O movimento déco, que surgiu na França, mas o estudo foi focado na cidade
do Rio de Janeiro, onde grandes nomes contribuíram para mudar a paisagem e as
fachadas cariocas, entre os mais importantes estão Robert Prentice e Henri Sajous.
No Brasil, a arquitetura no estilo déco gerou duas linhas, o movimento neocolonial e
o estilo marajoara, considerada a grande vertente déco no Rio. Outras grandes
influências surgiram da estética dos modernos navios que atracavam no porto no
período de 1920 e 1950, repercutindo nas manifestações artísticas, chegando até
aos novos projetos arquitetônicos da cidade, e das salas de cinema, pelo fato do
movimento contribuir para a apologia às máquinas, à velocidade e as invenções do
tempo moderno.
Unindo as características do movimento e suas influências na arquitetura do
Rio, buscou-se analisar as referências do movimento que inspirou diversos estilistas
para criações mais conceituais, inserindo exemplos de coleções mais expressivas e
de grandes nomes do cenário da moda, como Gucci e Balmain.
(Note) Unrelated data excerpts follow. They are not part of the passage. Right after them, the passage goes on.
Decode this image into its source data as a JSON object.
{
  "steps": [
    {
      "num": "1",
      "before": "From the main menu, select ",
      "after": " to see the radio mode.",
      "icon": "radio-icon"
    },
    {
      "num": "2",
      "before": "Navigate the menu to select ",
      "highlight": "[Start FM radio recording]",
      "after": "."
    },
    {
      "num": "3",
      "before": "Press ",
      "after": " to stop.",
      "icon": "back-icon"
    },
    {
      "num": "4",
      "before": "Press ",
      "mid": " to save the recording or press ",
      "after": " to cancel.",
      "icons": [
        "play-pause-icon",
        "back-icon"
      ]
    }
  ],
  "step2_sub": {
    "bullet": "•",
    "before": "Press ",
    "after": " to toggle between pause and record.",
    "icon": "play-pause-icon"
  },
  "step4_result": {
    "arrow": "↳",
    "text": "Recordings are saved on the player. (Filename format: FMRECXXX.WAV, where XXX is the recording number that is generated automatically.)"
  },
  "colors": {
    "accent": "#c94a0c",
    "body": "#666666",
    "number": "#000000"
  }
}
Entre os mesmos,
encontram-se exemplos nacionais como Tufi Duek e Bárbara Bela, mostrando uma
linha casual e outra coquetel dress, respectivamente e, ainda o segmento de moda
praia de Adriana Degraus, indicando as diversas formas incorporadas pelo
movimento.
Ainda hoje o Art Déco encontra-se presente, seja nas criações de moda, nas
expressões artísticas, nas decorações e na arquitetura, seja em construções
preservadas ou em novos projetos, o movimento que surgiu nas manifestações
artísticas, atingiu um reconhecimento de grande importância, e continuará
introduzindo suas linhas retas e sinuosas, suas formas geométricas e aerodinâmicas.